時々足が触れたが老人から避けようという素振りは皆無だった。

そして少し後、ミストサウナに向かうとその老人が出ようとするところにはち合わせた。
老人は出るのをやめ、サウナの中には僕と二人。
「…。」
「いいカラダしてるね。」
「いやそんなことないです。」
「いや、いいよ、胸が。なかなかないよ、そういうおっぱい。」
「たるんじゃってね、胸も腹も。鍛えなくちゃダメですよね。」
「そう?…やわらかそうだなぁ。ちょっと触らせてよ。」
「……(不覚にも思考に少しの時間を要した)いやいやいやいやいやいや。」

そして、最近いいことありましたか、無いでしょ、わかるよ見れば、的なちょっと神秘的な話をして出ていった。
そしてさらに後、洗い場で連れらしい若い衆二人に背中を流させていたのを見かけた。
何者だったのだろう…。

カラダ。

美しの湯はプールで泳ぎ終えて風呂に入る人も多いようだ。
水泳で鍛えられた上半身のしなやかさには、あこがれる。

泳ぎたくなってきた。

小学生の頃、選手を育て上げるような厳しいスイミングクラブに通っていたので、ひと通りは泳げるようになっている。
最後の泳法バタフライのクラスを合格した時コーチから、普通なら3クラスくらい経てから上がれる「選手育成コース」に飛び級することをすすめられた。
仲の良い友だちも先に育成コースに上がっていたので、深く考えずにうなずいてしまったが、厳しいのなんの。
2、3回行ってギブアップしてしまった。

ギブアップ。

6歳から7年間やっていたヴァイオリンも、レッスンが嫌で嫌でやめてしまった。

中学に入りあまり入りたくなかった音楽部を見学に行ったらその場で強面の主将の強い勧めでクラリネットをはじめることになったが、1年半くらいでやめてしまった。

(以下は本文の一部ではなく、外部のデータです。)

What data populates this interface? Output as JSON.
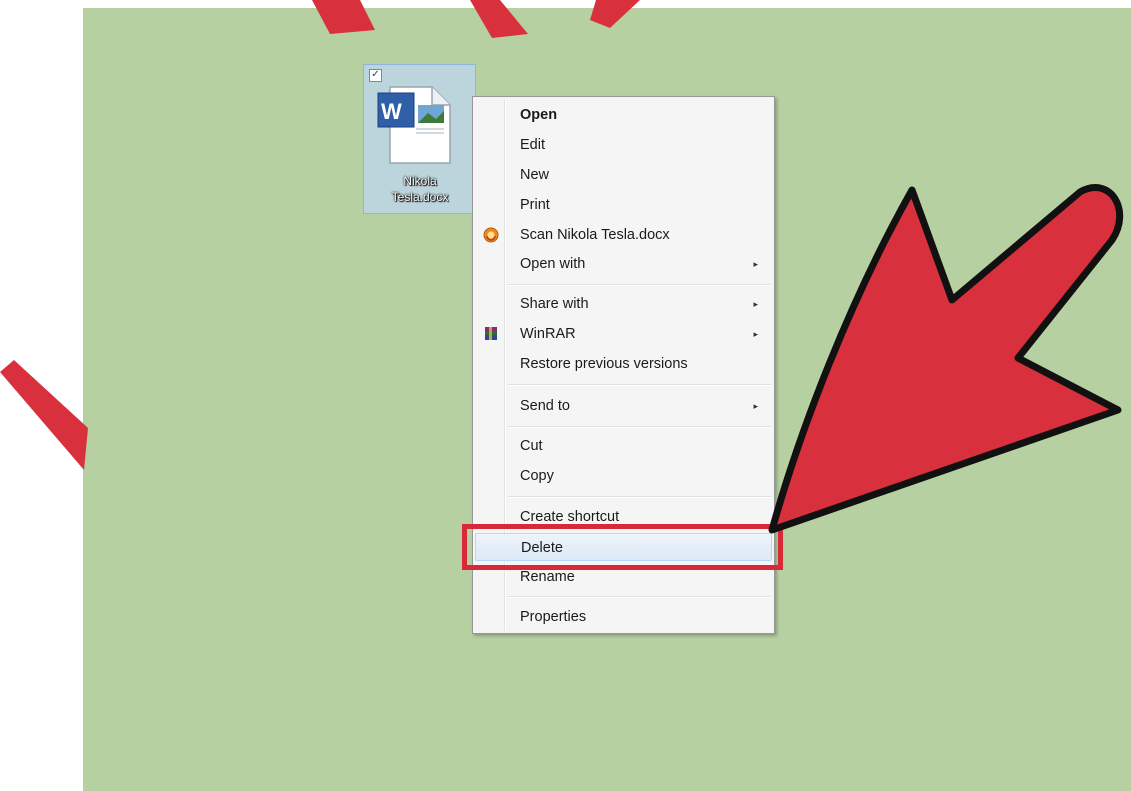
{
  "desktop": {
    "background_color": "#b6d0a2"
  },
  "file": {
    "name": "Nikola Tesla.docx",
    "label_line1": "Nikola",
    "label_line2": "Tesla.docx",
    "icon": "word-document-icon",
    "selected": true
  },
  "context_menu": {
    "items": [
      {
        "label": "Open",
        "bold": true
      },
      {
        "label": "Edit"
      },
      {
        "label": "New"
      },
      {
        "label": "Print"
      },
      {
        "label": "Scan Nikola Tesla.docx",
        "icon": "antivirus-scan-icon"
      },
      {
        "label": "Open with",
        "submenu": true
      },
      {
        "label": "Share with",
        "submenu": true
      },
      {
        "label": "WinRAR",
        "icon": "winrar-icon",
        "submenu": true
      },
      {
        "label": "Restore previous versions"
      },
      {
        "label": "Send to",
        "submenu": true
      },
      {
        "label": "Cut"
      },
      {
        "label": "Copy"
      },
      {
        "label": "Create shortcut"
      },
      {
        "label": "Delete",
        "highlighted": true
      },
      {
        "label": "Rename"
      },
      {
        "label": "Properties"
      }
    ],
    "submenu_arrow": "▸"
  },
  "annotation": {
    "highlight_color": "#d92838",
    "arrow_color": "#d9303d",
    "target": "Delete"
  }
}
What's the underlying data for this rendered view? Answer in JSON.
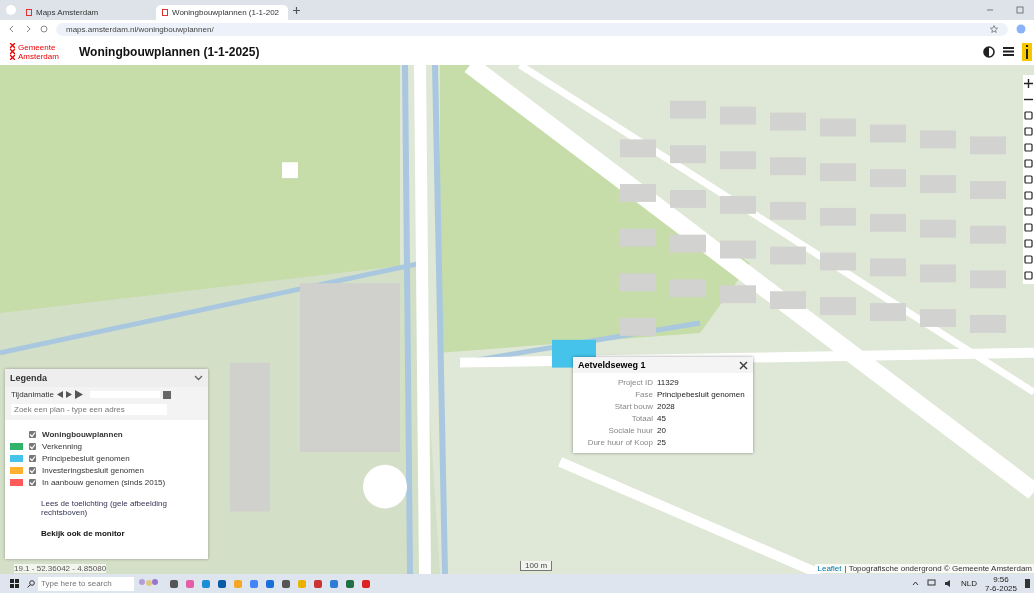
{
  "browser": {
    "tabs": [
      {
        "label": "Maps Amsterdam",
        "selected": false
      },
      {
        "label": "Woningbouwplannen (1-1-202",
        "selected": true
      }
    ],
    "url": "maps.amsterdam.nl/woningbouwplannen/"
  },
  "header": {
    "logo": [
      "Gemeente",
      "Amsterdam"
    ],
    "title": "Woningbouwplannen (1-1-2025)"
  },
  "legend": {
    "title": "Legenda",
    "animation_label": "Tijdanimatie",
    "search": {
      "placeholder": "Zoek een plan - type een adres"
    },
    "items": [
      {
        "label": "Woningbouwplannen",
        "checked": true,
        "kind": "group"
      },
      {
        "label": "Verkenning",
        "checked": true,
        "kind": "layer",
        "color": "#2fb36b"
      },
      {
        "label": "Principebesluit genomen",
        "checked": true,
        "kind": "layer",
        "color": "#45c3ea"
      },
      {
        "label": "Investeringsbesluit genomen",
        "checked": true,
        "kind": "layer",
        "color": "#ffb02e"
      },
      {
        "label": "In aanbouw genomen (sinds 2015)",
        "checked": true,
        "kind": "layer",
        "color": "#ff5a5a"
      }
    ],
    "note": "Lees de toelichting (gele afbeelding rechtsboven)",
    "link": "Bekijk ook de monitor"
  },
  "popup": {
    "title": "Aetveldseweg 1",
    "rows": [
      {
        "label": "Project ID",
        "value": "11329"
      },
      {
        "label": "Fase",
        "value": "Principebesluit genomen"
      },
      {
        "label": "Start bouw",
        "value": "2028"
      },
      {
        "label": "Totaal",
        "value": "45"
      },
      {
        "label": "Sociale huur",
        "value": "20"
      },
      {
        "label": "Dure huur of Koop",
        "value": "25"
      }
    ]
  },
  "map": {
    "coordinates": "19.1 - 52.36042 - 4.85080",
    "scale": "100 m",
    "attribution_link": "Leaflet",
    "attribution": "| Topografische ondergrond © Gemeente Amsterdam"
  },
  "taskbar": {
    "search": {
      "placeholder": "Type here to search"
    },
    "language": "NLD",
    "time": "9:56",
    "date": "7-6-2025"
  }
}
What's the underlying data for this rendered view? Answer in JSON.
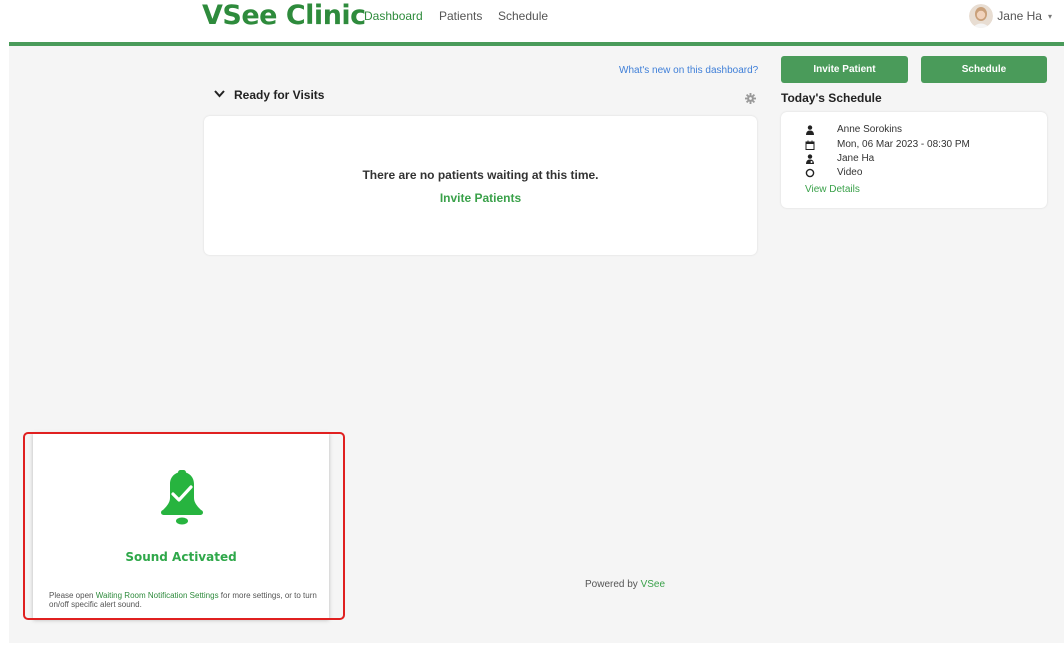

その後、憧れだったトランペットを始めたが大学受験に二度失敗して挫折。

二十歳の頃から歌い始めて今に至るが、何度やめようと思ったことか。。。
最近ようやく、続けていてよかったなぁと少しずつ思えるようになったもんだ。

聖書に「時が良くても悪くてもそれを励み云々」という言葉が、文脈は少し違うが、ある。
後に実を結ぶ果実を収穫するために今は耕し種をまく。
耕しているときは苦労ばかりを味わうが、後のごちそうが楽しみだ。

美味しいもの食べたいなぁ。

。。。
。。。。。
。。。。。。。

思考と追憶が汗と共に吹き出し、体内の血液のようにグルグルと巡り巡った2時間だった。